How to Make It
Preheat the oven to 400°. In a small saucepan, boil the carrots in lightly salted water until just tender, about 2 minutes. Drain and rinse under cold water until cool. Set aside.
In a large skillet, heat 2 tablespoons of the oil. Add the onion and sauté over high heat until lightly browned, about 2 minutes. Add the cabbage and toss to coat with oil. Reduce the heat to moderate and cook, stirring occasionally, until softened, about 5 minutes. Stir in the parsley and coriander and season with salt and pepper. Keep warm over very low heat.
Pat the cod dry and place 2 whole sage leaves on top of each piece. Wrap a slice of prosciutto around each piece of cod and secure it with a toothpick. Lightly dust the cod with flour and pepper.

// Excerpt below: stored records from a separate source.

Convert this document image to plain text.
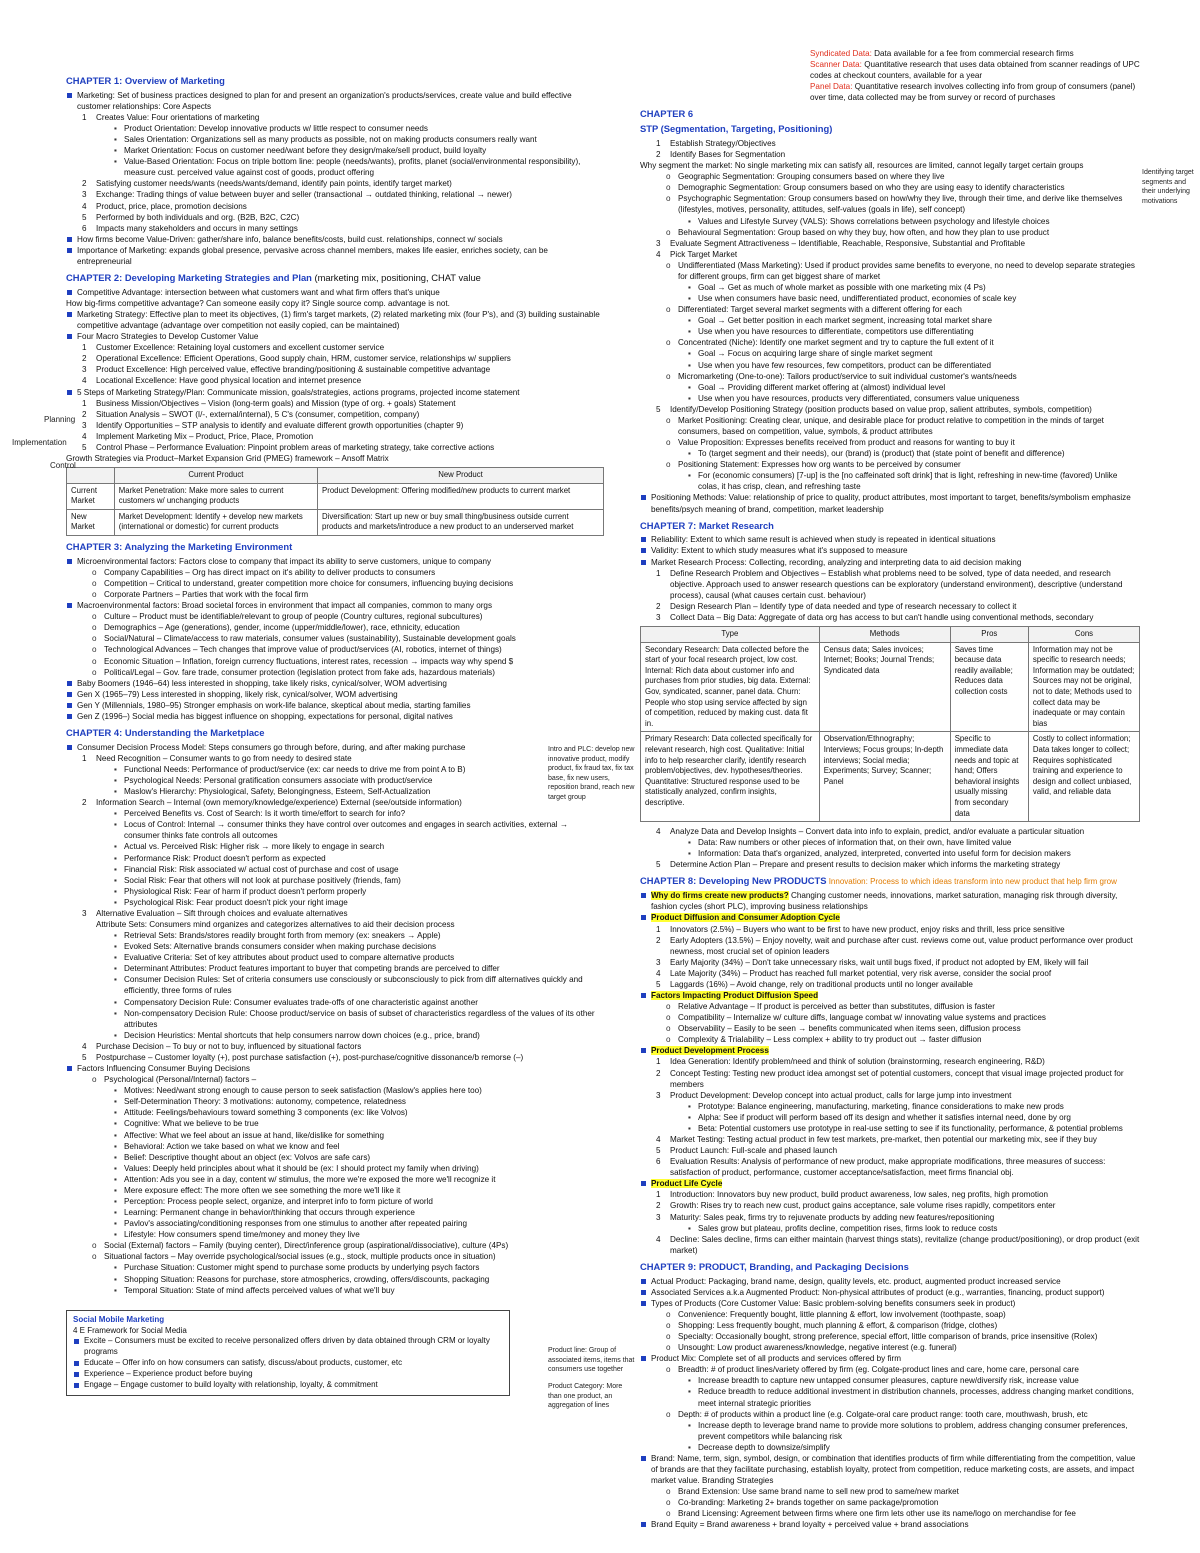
CHAPTER 1: Overview of Marketing
Marketing: Set of business practices designed to plan for and present an organization's products/services, create value and build effective customer relationships: Core Aspects
1 Creates Value: Four orientations of marketing
▪ Product Orientation: Develop innovative products w/ little respect to consumer needs
▪ Sales Orientation: Organizations sell as many products as possible, not on making products consumers really want
▪ Market Orientation: Focus on customer need/want before they design/make/sell product, build loyalty
▪ Value-Based Orientation: Focus on triple bottom line: people (needs/wants), profits, planet (social/environmental responsibility), measure cust. perceived value against cost of goods, product offering
2 Satisfying customer needs/wants (needs/wants/demand, identify pain points, identify target market)
3 Exchange: Trading things of value between buyer and seller (transactional → outdated thinking, relational → newer)
4 Product, price, place, promotion decisions
5 Performed by both individuals and org. (B2B, B2C, C2C)
6 Impacts many stakeholders and occurs in many settings
How firms become Value-Driven: gather/share info, balance benefits/costs, build cust. relationships, connect w/ socials
Importance of Marketing: expands global presence, pervasive across channel members, makes life easier, enriches society, can be entrepreneurial
CHAPTER 2: Developing Marketing Strategies and Plan (marketing mix, positioning, CHAT value
Competitive Advantage: intersection between what customers want and what firm offers that's unique
How big-firms competitive advantage? Can someone easily copy it? Single source comp. advantage is not.
Marketing Strategy: Effective plan to meet its objectives, (1) firm's target markets, (2) related marketing mix (four P's), and (3) building sustainable competitive advantage (advantage over competition not easily copied, can be maintained)
Four Macro Strategies to Develop Customer Value
1 Customer Excellence: Retaining loyal customers and excellent customer service
2 Operational Excellence: Efficient Operations, Good supply chain, HRM, customer service, relationships w/ suppliers
3 Product Excellence: High perceived value, effective branding/positioning & sustainable competitive advantage
4 Locational Excellence: Have good physical location and internet presence
5 Steps of Marketing Strategy/Plan: Communicate mission, goals/strategies, actions programs, projected income statement
1 Business Mission/Objectives – Vision (long-term goals) and Mission (type of org. + goals) Statement
2 Situation Analysis – SWOT (I/-, external/internal), 5 C's (consumer, competition, company)
3 Identify Opportunities – STP analysis to identify and evaluate different growth opportunities (chapter 9)
4 Implement Marketing Mix – Product, Price, Place, Promotion
5 Control Phase – Performance Evaluation: Pinpoint problem areas of marketing strategy, take corrective actions
Growth Strategies via Product–Market Expansion Grid (PMEG) framework – Ansoff Matrix
	Current Product	New Product
Current Market	Market Penetration: Make more sales to current customers w/ unchanging products	Product Development: Offering modified/new products to current market
New Market	Market Development: Identify + develop new markets (international or domestic) for current products	Diversification: Start up new or buy small thing/business outside current products and markets/introduce a new product to an underserved market
CHAPTER 3: Analyzing the Marketing Environment
Microenvironmental factors: Factors close to company that impact its ability to serve customers, unique to company
o Company Capabilities – Org has direct impact on it's ability to deliver products to consumers
o Competition – Critical to understand, greater competition more choice for consumers, influencing buying decisions
o Corporate Partners – Parties that work with the focal firm
Macroenvironmental factors: Broad societal forces in environment that impact all companies, common to many orgs
o Culture – Product must be identifiable/relevant to group of people (Country cultures, regional subcultures)
o Demographics – Age (generations), gender, income (upper/middle/lower), race, ethnicity, education
o Social/Natural – Climate/access to raw materials, consumer values (sustainability), Sustainable development goals
o Technological Advances – Tech changes that improve value of product/services (AI, robotics, internet of things)
o Economic Situation – Inflation, foreign currency fluctuations, interest rates, recession → impacts way why spend $
o Political/Legal – Gov. fare trade, consumer protection (legislation protect from fake ads, hazardous materials)
Baby Boomers (1946–64) less interested in shopping, take likely risks, cynical/solver, WOM advertising
Gen X (1965–79) Less interested in shopping, likely risk, cynical/solver, WOM advertising
Gen Y (Millennials, 1980–95) Stronger emphasis on work-life balance, skeptical about media, starting families
Gen Z (1996–) Social media has biggest influence on shopping, expectations for personal, digital natives
CHAPTER 4: Understanding the Marketplace
Consumer Decision Process Model: Steps consumers go through before, during, and after making purchase
1 Need Recognition – Consumer wants to go from needy to desired state
▪ Functional Needs: Performance of product/service (ex: car needs to drive me from point A to B)
▪ Psychological Needs: Personal gratification consumers associate with product/service
▪ Maslow's Hierarchy: Physiological, Safety, Belongingness, Esteem, Self-Actualization
2 Information Search – Internal (own memory/knowledge/experience) External (see/outside information)
▪ Perceived Benefits vs. Cost of Search: Is it worth time/effort to search for info?
▪ Locus of Control: Internal → consumer thinks they have control over outcomes and engages in search activities, external → consumer thinks fate controls all outcomes
▪ Actual vs. Perceived Risk: Higher risk → more likely to engage in search
▪ Performance Risk: Product doesn't perform as expected
▪ Financial Risk: Risk associated w/ actual cost of purchase and cost of usage
▪ Social Risk: Fear that others will not look at purchase positively (friends, fam)
▪ Physiological Risk: Fear of harm if product doesn't perform properly
▪ Psychological Risk: Fear product doesn't pick your right image
3 Alternative Evaluation – Sift through choices and evaluate alternatives
Attribute Sets: Consumers mind organizes and categorizes alternatives to aid their decision process
▪ Retrieval Sets: Brands/stores readily brought forth from memory (ex: sneakers → Apple)
▪ Evoked Sets: Alternative brands consumers consider when making purchase decisions
▪ Evaluative Criteria: Set of key attributes about product used to compare alternative products
▪ Determinant Attributes: Product features important to buyer that competing brands are perceived to differ
▪ Consumer Decision Rules: Set of criteria consumers use consciously or subconsciously to pick from diff alternatives quickly and efficiently, three forms of rules
▪ Compensatory Decision Rule: Consumer evaluates trade-offs of one characteristic against another
▪ Non-compensatory Decision Rule: Choose product/service on basis of subset of characteristics regardless of the values of its other attributes
▪ Decision Heuristics: Mental shortcuts that help consumers narrow down choices (e.g., price, brand)
4 Purchase Decision – To buy or not to buy, influenced by situational factors
5 Postpurchase – Customer loyalty (+), post purchase satisfaction (+), post-purchase/cognitive dissonance/b remorse (–)
Factors Influencing Consumer Buying Decisions
o Psychological (Personal/Internal) factors –
▪ Motives: Need/want strong enough to cause person to seek satisfaction (Maslow's applies here too)
▪ Self-Determination Theory: 3 motivations: autonomy, competence, relatedness
▪ Attitude: Feelings/behaviours toward something 3 components (ex: like Volvos)
▪ Cognitive: What we believe to be true
▪ Affective: What we feel about an issue at hand, like/dislike for something
▪ Behavioral: Action we take based on what we know and feel
▪ Belief: Descriptive thought about an object (ex: Volvos are safe cars)
▪ Values: Deeply held principles about what it should be (ex: I should protect my family when driving)
▪ Attention: Ads you see in a day, content w/ stimulus, the more we're exposed the more we'll recognize it
▪ Mere exposure effect: The more often we see something the more we'll like it
▪ Perception: Process people select, organize, and interpret info to form picture of world
▪ Learning: Permanent change in behavior/thinking that occurs through experience
▪ Pavlov's associating/conditioning responses from one stimulus to another after repeated pairing
▪ Lifestyle: How consumers spend time/money and money they live
o Social (External) factors – Family (buying center), Direct/inference group (aspirational/dissociative), culture (4Ps)
o Situational factors – May override psychological/social issues (e.g., stock, multiple products once in situation)
▪ Purchase Situation: Customer might spend to purchase some products by underlying psych factors
▪ Shopping Situation: Reasons for purchase, store atmospherics, crowding, offers/discounts, packaging
▪ Temporal Situation: State of mind affects perceived values of what we'll buy
Social Mobile Marketing
4 E Framework for Social Media
Excite – Consumers must be excited to receive personalized offers driven by data obtained through CRM or loyalty programs
Educate – Offer info on how consumers can satisfy, discuss/about products, customer, etc
Experience – Experience product before buying
Engage – Engage customer to build loyalty with relationship, loyalty, & commitment
Planning
Implementation
Control
Syndicated Data: Data available for a fee from commercial research firms
Scanner Data: Quantitative research that uses data obtained from scanner readings of UPC codes at checkout counters, available for a year
Panel Data: Quantitative research involves collecting info from group of consumers (panel) over time, data collected may be from survey or record of purchases
CHAPTER 6
STP (Segmentation, Targeting, Positioning)
1 Establish Strategy/Objectives
2 Identify Bases for Segmentation
Why segment the market: No single marketing mix can satisfy all, resources are limited, cannot legally target certain groups
o Geographic Segmentation: Grouping consumers based on where they live
o Demographic Segmentation: Group consumers based on who they are using easy to identify characteristics
o Psychographic Segmentation: Group consumers based on how/why they live, through their time, and derive like themselves (lifestyles, motives, personality, attitudes, self-values (goals in life), self concept)
▪ Values and Lifestyle Survey (VALS): Shows correlations between psychology and lifestyle choices
o Behavioural Segmentation: Group based on why they buy, how often, and how they plan to use product
3 Evaluate Segment Attractiveness – Identifiable, Reachable, Responsive, Substantial and Profitable
4 Pick Target Market
o Undifferentiated (Mass Marketing): Used if product provides same benefits to everyone, no need to develop separate strategies for different groups, firm can get biggest share of market
▪ Goal → Get as much of whole market as possible with one marketing mix (4 Ps)
▪ Use when consumers have basic need, undifferentiated product, economies of scale key
o Differentiated: Target several market segments with a different offering for each
▪ Goal → Get better position in each market segment, increasing total market share
▪ Use when you have resources to differentiate, competitors use differentiating
o Concentrated (Niche): Identify one market segment and try to capture the full extent of it
▪ Goal → Focus on acquiring large share of single market segment
▪ Use when you have few resources, few competitors, product can be differentiated
o Micromarketing (One-to-one): Tailors product/service to suit individual customer's wants/needs
▪ Goal → Providing different market offering at (almost) individual level
▪ Use when you have resources, products very differentiated, consumers value uniqueness
5 Identify/Develop Positioning Strategy (position products based on value prop, salient attributes, symbols, competition)
o Market Positioning: Creating clear, unique, and desirable place for product relative to competition in the minds of target consumers, based on competition, value, symbols, & product attributes
o Value Proposition: Expresses benefits received from product and reasons for wanting to buy it
▪ To (target segment and their needs), our (brand) is (product) that (state point of benefit and difference)
o Positioning Statement: Expresses how org wants to be perceived by consumer
▪ For (economic consumers) [7-up] is the [no caffeinated soft drink] that is light, refreshing in new-time (favored) Unlike colas, it has crisp, clean, and refreshing taste
Positioning Methods: Value: relationship of price to quality, product attributes, most important to target, benefits/symbolism emphasize benefits/psych meaning of brand, competition, market leadership
CHAPTER 7: Market Research
Reliability: Extent to which same result is achieved when study is repeated in identical situations
Validity: Extent to which study measures what it's supposed to measure
Market Research Process: Collecting, recording, analyzing and interpreting data to aid decision making
1 Define Research Problem and Objectives – Establish what problems need to be solved, type of data needed, and research objective. Approach used to answer research questions can be exploratory (understand environment), descriptive (understand process), causal (what causes certain cust. behaviour)
2 Design Research Plan – Identify type of data needed and type of research necessary to collect it
3 Collect Data – Big Data: Aggregate of data org has access to but can't handle using conventional methods, secondary
Type	Methods	Pros	Cons
Secondary Research: Data collected before the start of your focal research project, low cost. Internal: Rich data about customer info and purchases from prior studies, big data. External: Gov, syndicated, scanner, panel data. Churn: People who stop using service affected by sign of competition, reduced by making cust. data fit in.	Census data; Sales invoices; Internet; Books; Journal Trends; Syndicated data	Saves time because data readily available; Reduces data collection costs	Information may not be specific to research needs; Information may be outdated; Sources may not be original, not to date; Methods used to collect data may be inadequate or may contain bias
Primary Research: Data collected specifically for relevant research, high cost. Qualitative: Initial info to help researcher clarify, identify research problem/objectives, dev. hypotheses/theories. Quantitative: Structured response used to be statistically analyzed, confirm insights, descriptive.	Observation/Ethnography; Interviews; Focus groups; In-depth interviews; Social media; Experiments; Survey; Scanner; Panel	Specific to immediate data needs and topic at hand; Offers behavioral insights usually missing from secondary data	Costly to collect information; Data takes longer to collect; Requires sophisticated training and experience to design and collect unbiased, valid, and reliable data
4 Analyze Data and Develop Insights – Convert data into info to explain, predict, and/or evaluate a particular situation
▪ Data: Raw numbers or other pieces of information that, on their own, have limited value
▪ Information: Data that's organized, analyzed, interpreted, converted into useful form for decision makers
5 Determine Action Plan – Prepare and present results to decision maker which informs the marketing strategy
CHAPTER 8: Developing New PRODUCTS Innovation: Process to which ideas transform into new product that help firm grow
Why do firms create new products? Changing customer needs, innovations, market saturation, managing risk through diversity, fashion cycles (short PLC), improving business relationships
Product Diffusion and Consumer Adoption Cycle
1 Innovators (2.5%) – Buyers who want to be first to have new product, enjoy risks and thrill, less price sensitive
2 Early Adopters (13.5%) – Enjoy novelty, wait and purchase after cust. reviews come out, value product performance over product newness, most crucial set of opinion leaders
3 Early Majority (34%) – Don't take unnecessary risks, wait until bugs fixed, if product not adopted by EM, likely will fail
4 Late Majority (34%) – Product has reached full market potential, very risk averse, consider the social proof
5 Laggards (16%) – Avoid change, rely on traditional products until no longer available
Factors Impacting Product Diffusion Speed
o Relative Advantage – If product is perceived as better than substitutes, diffusion is faster
o Compatibility – Internalize w/ culture diffs, language combat w/ innovating value systems and practices
o Observability – Easily to be seen → benefits communicated when items seen, diffusion process
o Complexity & Trialability – Less complex + ability to try product out → faster diffusion
Product Development Process
1 Idea Generation: Identify problem/need and think of solution (brainstorming, research engineering, R&D)
2 Concept Testing: Testing new product idea amongst set of potential customers, concept that visual image projected product for members
3 Product Development: Develop concept into actual product, calls for large jump into investment
▪ Prototype: Balance engineering, manufacturing, marketing, finance considerations to make new prods
▪ Alpha: See if product will perform based off its design and whether it satisfies internal need, done by org
▪ Beta: Potential customers use prototype in real-use setting to see if its functionality, performance, & potential problems
4 Market Testing: Testing actual product in few test markets, pre-market, then potential our marketing mix, see if they buy
5 Product Launch: Full-scale and phased launch
6 Evaluation Results: Analysis of performance of new product, make appropriate modifications, three measures of success: satisfaction of product, performance, customer acceptance/satisfaction, meet firms financial obj.
Product Life Cycle
1 Introduction: Innovators buy new product, build product awareness, low sales, neg profits, high promotion
2 Growth: Rises try to reach new cust, product gains acceptance, sale volume rises rapidly, competitors enter
3 Maturity: Sales peak, firms try to rejuvenate products by adding new features/repositioning
▪ Sales grow but plateau, profits decline, competition rises, firms look to reduce costs
4 Decline: Sales decline, firms can either maintain (harvest things stats), revitalize (change product/positioning), or drop product (exit market)
CHAPTER 9: PRODUCT, Branding, and Packaging Decisions
Actual Product: Packaging, brand name, design, quality levels, etc. product, augmented product increased service
Associated Services a.k.a Augmented Product: Non-physical attributes of product (e.g., warranties, financing, product support)
Types of Products (Core Customer Value: Basic problem-solving benefits consumers seek in product)
o Convenience: Frequently bought, little planning & effort, low involvement (toothpaste, soap)
o Shopping: Less frequently bought, much planning & effort, & comparison (fridge, clothes)
o Specialty: Occasionally bought, strong preference, special effort, little comparison of brands, price insensitive (Rolex)
o Unsought: Low product awareness/knowledge, negative interest (e.g. funeral)
Product Mix: Complete set of all products and services offered by firm
o Breadth: # of product lines/variety offered by firm (eg. Colgate-product lines and care, home care, personal care
▪ Increase breadth to capture new untapped consumer pleasures, capture new/diversify risk, increase value
▪ Reduce breadth to reduce additional investment in distribution channels, processes, address changing market conditions, meet internal strategic priorities
o Depth: # of products within a product line (e.g. Colgate-oral care product range: tooth care, mouthwash, brush, etc
▪ Increase depth to leverage brand name to provide more solutions to problem, address changing consumer preferences, prevent competitors while balancing risk
▪ Decrease depth to downsize/simplify
Brand: Name, term, sign, symbol, design, or combination that identifies products of firm while differentiating from the competition, value of brands are that they facilitate purchasing, establish loyalty, protect from competition, reduce marketing costs, are assets, and impact market value. Branding Strategies
o Brand Extension: Use same brand name to sell new prod to same/new market
o Co-branding: Marketing 2+ brands together on same package/promotion
o Brand Licensing: Agreement between firms where one firm lets other use its name/logo on merchandise for fee
Brand Equity = Brand awareness + brand loyalty + perceived value + brand associations
Identifying target segments and their underlying motivations
Intro and PLC: develop new innovative product, modify product, fix fraud tax, fix tax base, fix new users, reposition brand, reach new target group
Product line: Group of associated items, items that consumers use together
Product Category: More than one product, an aggregation of lines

Heat the remaining 1 tablespoon oil in a large nonstick skillet. Add the cod and cook over moderately high heat until browned and crisp, about 2 minutes per side. Using a spatula, transfer the fish to a small baking sheet and roast in the oven for about 8 minutes, or until cooked through.
Meanwhile, set the skillet in which the fish was seared over high heat. Add the wine, lemon juice and lemon zest and boil, scraping up any browned bits from the bottom of the pan, until only a few tablespoons remain, about 7 minutes. Add the chicken stock, butter and the reserved cooked carrots and boil until reduced by half and thickened, about 5 minutes. Add the minced sage and season with salt and pepper.
Reheat the cabbage if necessary. Bring the sauce to a boil. Mound the cabbage in the center of 6 warmed plates. Set a piece of cod on the cabbage and discard the toothpicks. Spoon the sauce over the cod and cabbage and serve.